$11M Payout Ordered After OTC Supplement Kills Mother

Kristal Talavera, a mother of four, died in 2021 after ingesting a legal synthetic narcotic dubbed “Space Dust” as she made breakfast for her spouse on Father’s Day. 

The mother’s father, Biagio Vultaggio, the father of her youngest kid, discovered her face down in the kitchen of the family’s $640,000 house in Palm Beach, Florida. The nurse had her infant baby in her arms and an open bag of Space Dust, a synthetic substance derived from Kratom, on the floor next to her. 

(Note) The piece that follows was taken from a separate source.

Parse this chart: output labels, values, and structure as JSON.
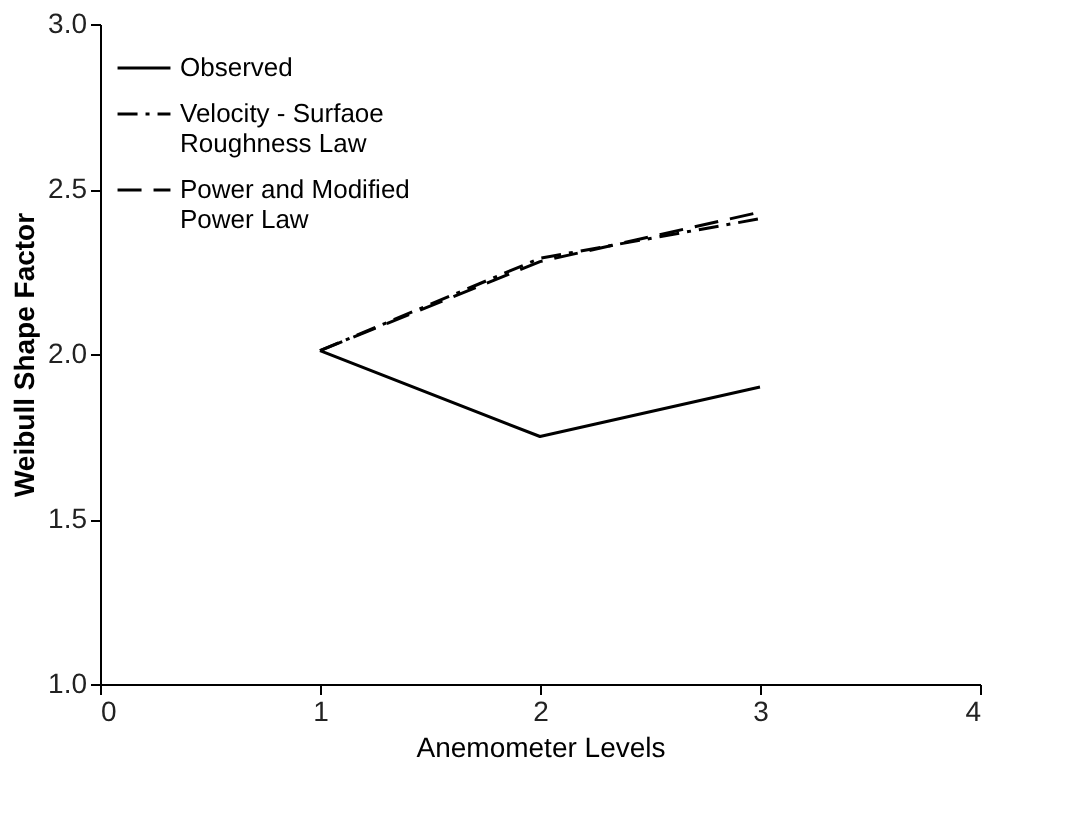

Kratom is an opioid-like herb.

Her oldest son, Devin Filippelli, brought a wrongful death action against Kratom distributor Grow LLC, and a court ordered them to pay more than $11 million in damages.

Acute mitragynine poisoning was declared as the official cause of death for Talavera by the Palm Beach County coroner after she was transported to the hospital. The complaint claimed that large doses of mitragynine caused ‘opioid-like symptoms’ and respiratory failure.’ 

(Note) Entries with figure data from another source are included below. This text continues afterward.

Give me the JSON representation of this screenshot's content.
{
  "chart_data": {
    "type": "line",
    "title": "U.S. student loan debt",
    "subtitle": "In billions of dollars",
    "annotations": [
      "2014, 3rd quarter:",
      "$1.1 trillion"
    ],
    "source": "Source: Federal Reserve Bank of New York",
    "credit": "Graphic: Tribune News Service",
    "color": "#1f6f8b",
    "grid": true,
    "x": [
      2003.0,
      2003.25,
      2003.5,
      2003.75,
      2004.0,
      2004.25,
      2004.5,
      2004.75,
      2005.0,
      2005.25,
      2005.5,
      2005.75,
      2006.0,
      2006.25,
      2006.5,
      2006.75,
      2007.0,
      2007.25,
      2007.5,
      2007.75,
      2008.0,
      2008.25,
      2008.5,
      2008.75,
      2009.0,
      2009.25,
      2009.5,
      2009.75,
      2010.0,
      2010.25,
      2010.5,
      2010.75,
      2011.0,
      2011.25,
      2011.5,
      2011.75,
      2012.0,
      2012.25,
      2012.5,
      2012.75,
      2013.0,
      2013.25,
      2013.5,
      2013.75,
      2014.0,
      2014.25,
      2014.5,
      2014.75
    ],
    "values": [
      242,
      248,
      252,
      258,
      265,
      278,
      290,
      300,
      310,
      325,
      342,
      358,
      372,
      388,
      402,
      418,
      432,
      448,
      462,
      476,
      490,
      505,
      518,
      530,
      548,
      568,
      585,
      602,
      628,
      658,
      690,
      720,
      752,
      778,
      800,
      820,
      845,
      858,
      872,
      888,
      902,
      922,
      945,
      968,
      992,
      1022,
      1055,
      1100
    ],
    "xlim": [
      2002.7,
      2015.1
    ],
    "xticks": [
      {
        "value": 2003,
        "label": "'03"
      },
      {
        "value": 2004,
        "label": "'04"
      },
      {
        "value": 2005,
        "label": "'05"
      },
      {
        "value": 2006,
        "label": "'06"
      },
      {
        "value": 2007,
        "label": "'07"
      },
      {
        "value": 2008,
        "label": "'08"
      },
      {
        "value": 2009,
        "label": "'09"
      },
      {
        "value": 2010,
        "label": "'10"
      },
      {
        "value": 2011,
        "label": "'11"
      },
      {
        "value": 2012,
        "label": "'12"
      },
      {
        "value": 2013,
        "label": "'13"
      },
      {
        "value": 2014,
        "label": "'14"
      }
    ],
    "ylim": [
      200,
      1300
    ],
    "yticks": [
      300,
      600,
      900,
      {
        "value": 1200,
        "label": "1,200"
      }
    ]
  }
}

Filippelli, age 21, filed a November lawsuit against Grow LLC in the United States District Court for the Southern District of Florida. The case said that Talavera often bought Kratom items from the firms, despite her son’s warnings about the risks associated with Kratom use.

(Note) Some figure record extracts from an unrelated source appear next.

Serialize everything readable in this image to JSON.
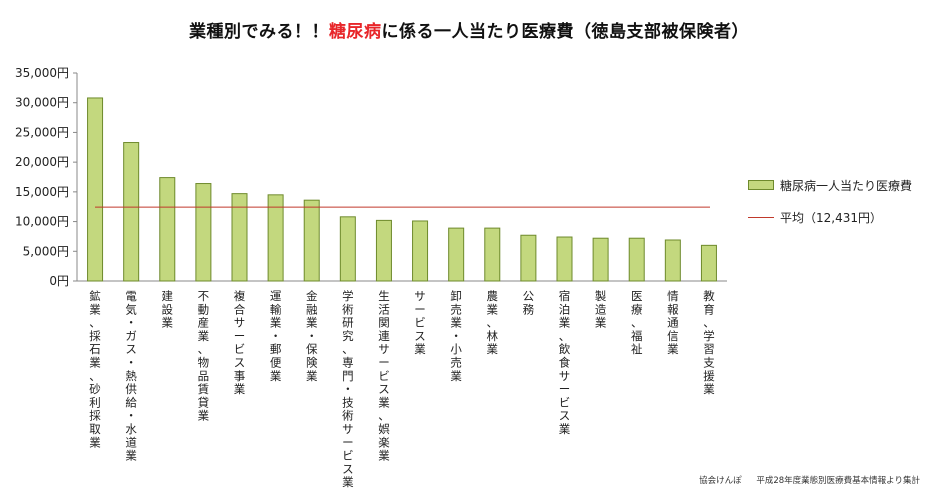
{
  "header": {
    "title_before": "業種別でみる！！",
    "title_highlight": "糖尿病",
    "title_after": "に係る一人当たり医療費（徳島支部被保険者）",
    "highlight_color": "#e8262a"
  },
  "legend": {
    "bar_label": "糖尿病一人当たり医療費",
    "line_label": "平均（12,431円）"
  },
  "source": {
    "org": "協会けんぽ",
    "note": "平成28年度業態別医療費基本情報より集計"
  },
  "colors": {
    "bar_fill": "#c3d87e",
    "bar_stroke": "#6e8a2c",
    "avg_line": "#c0392b",
    "axis": "#888888"
  },
  "chart_data": {
    "type": "bar",
    "title": "業種別でみる！！糖尿病に係る一人当たり医療費（徳島支部被保険者）",
    "xlabel": "",
    "ylabel": "",
    "ylim": [
      0,
      35000
    ],
    "yticks": [
      0,
      5000,
      10000,
      15000,
      20000,
      25000,
      30000,
      35000
    ],
    "ytick_labels": [
      "0円",
      "5,000円",
      "10,000円",
      "15,000円",
      "20,000円",
      "25,000円",
      "30,000円",
      "35,000円"
    ],
    "grid": false,
    "legend_position": "right",
    "categories": [
      "鉱業、採石業、砂利採取業",
      "電気・ガス・熱供給・水道業",
      "建設業",
      "不動産業、物品賃貸業",
      "複合サービス事業",
      "運輸業・郵便業",
      "金融業・保険業",
      "学術研究、専門・技術サービス業",
      "生活関連サービス業、娯楽業",
      "サービス業",
      "卸売業・小売業",
      "農業、林業",
      "公務",
      "宿泊業、飲食サービス業",
      "製造業",
      "医療、福祉",
      "情報通信業",
      "教育、学習支援業"
    ],
    "series": [
      {
        "name": "糖尿病一人当たり医療費",
        "values": [
          30800,
          23300,
          17400,
          16400,
          14700,
          14500,
          13600,
          10800,
          10200,
          10100,
          8900,
          8900,
          7700,
          7400,
          7200,
          7200,
          6900,
          6000
        ]
      }
    ],
    "average": {
      "name": "平均（12,431円）",
      "value": 12431
    }
  }
}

Grow LLC must pay her family $11,642,895 in damages, as U.S. District Judge Donald Middlebrooks determined on July 27. Talavera’s estate received $4,642,895.70, Filippelli received $1,000,000, and her other three children received $2,000,000. 

The court said that the children of Ms. Talavera would never recover from their grief over their mother’s death, regardless of the amount of money awarded to them.

Benny Flores, Talavera’s ex-husband, said that the couple’s two young kids are also going through a tough time emotionally. Their 6-year-old has even asked “when his mother is coming back,” Flores said. 

The Food and Drug Administration has indicated that Kratom is neither ‘suitable for use as a dietary conventional supplement’ nor supplied as a prescription or over-the-counter medicine. 

Talavera was remembered as an “amazing” lady with a “big heart” in a GoFundMe campaign that brought in $7,700 for her burial in 2021.